À Melbourne, la correction s’effectue non dans une assemblée ou une famille régnante, mais sur les rayonnages d’une bibliothèque. Depuis 2021, la State Library of Victoria développe un Women Writers Fund destiné à rééquilibrer ses collections de livres anciens et rares. The Guardian revient sur cette politique à l’occasion de l’exposition d’une première édition d’Emma, de Jane Austen, acquise par l’établissement en 2025.

Publié en 1816 en trois volumes et toujours conservé dans sa reliure de cuir d’époque, cet exemplaire avait appartenu à Edward Knatchbull-Hugessen, arrière-petit-neveu de Jane Austen. Le Women Writers Fund a réuni 100.000 dollars australiens pour permettre son acquisition. Particularité significative de cette première édition : le nom de l’écrivaine n’apparaît pas sur les volumes. Austen publiait anonymement de son vivant et son identité ne fut révélée qu’après sa mort, rappelle Anna Welch, conservatrice des collections historiques de la bibliothèque.

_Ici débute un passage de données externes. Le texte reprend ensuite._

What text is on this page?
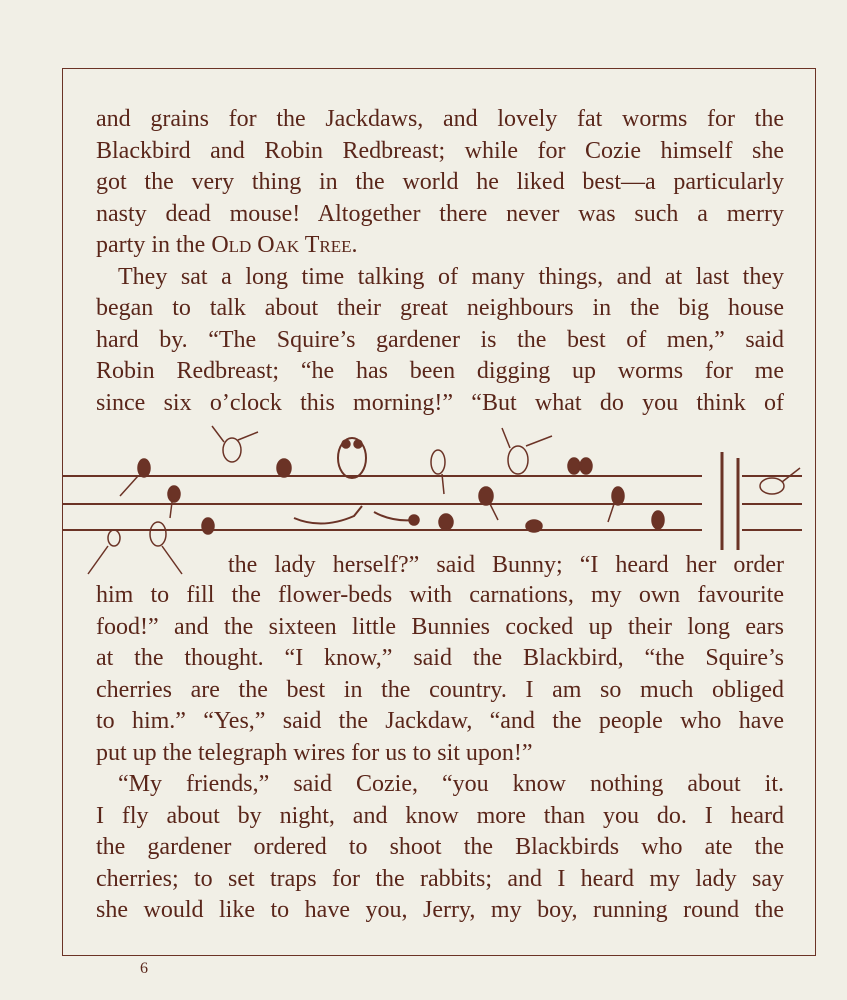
and grains for the Jackdaws, and lovely fat worms for the
Blackbird and Robin Redbreast; while for Cozie himself she
got the very thing in the world he liked best—a particularly
nasty dead mouse! Altogether there never was such a merry
party in the Old Oak Tree.
They sat a long time talking of many things, and at last they
began to talk about their great neighbours in the big house
hard by. “The Squire’s gardener is the best of men,” said
Robin Redbreast; “he has been digging up worms for me
since six o’clock this morning!” “But what do you think of
the lady herself?” said Bunny; “I heard her order
him to fill the flower-beds with carnations, my own favourite
food!” and the sixteen little Bunnies cocked up their long ears
at the thought. “I know,” said the Blackbird, “the Squire’s
cherries are the best in the country. I am so much obliged
to him.” “Yes,” said the Jackdaw, “and the people who have
put up the telegraph wires for us to sit upon!”
“My friends,” said Cozie, “you know nothing about it.
I fly about by night, and know more than you do. I heard
the gardener ordered to shoot the Blackbirds who ate the
cherries; to set traps for the rabbits; and I heard my lady say
she would like to have you, Jerry, my boy, running round the
6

L’exemplaire rejoint World of the Book, exposition permanente qui présente également 126 autres ouvrages acquis grâce au fonds. Parmi eux figure une première édition d’Une chambre à soi, de Virginia Woolf, achetée environ 8.000 livres sterling cinq ans auparavant. Au total, le Women Writers Fund a recueilli 750.000 dollars australiens et permis l’entrée de 250 livres dans les collections de la State Library of Victoria.

Cette politique répond explicitement à un déséquilibre patrimonial. Les premiers responsables de la bibliothèque privilégiaient des auteurs anglais comme Chaucer ou Shakespeare, explique Anna Welch, tandis qu’une écrivaine aujourd’hui aussi recherchée que Jane Austen ne figurait pas dans leurs priorités. Le fonds s’intéresse donc aussi bien aux grandes signatures désormais consacrées qu’aux autrices moins connues laissées à l’écart de l’histoire des collections. Parmi les acquisitions recherchées figurent désormais des premières éditions des romans des sœurs Brontë.

La bibliothèque ne prétend pas réécrire rétrospectivement son fonds : elle documente plutôt ses lacunes et utilise sa politique d’acquisition pour les réduire. Le geste prend une dimension particulière avec Emma. Ce qui entre aujourd’hui dans le patrimoine public n’est pas seulement un roman devenu canonique, mais l’une de ses premières matérialisations, publiée sans que le nom de son autrice puisse encore apparaître sur la couverture.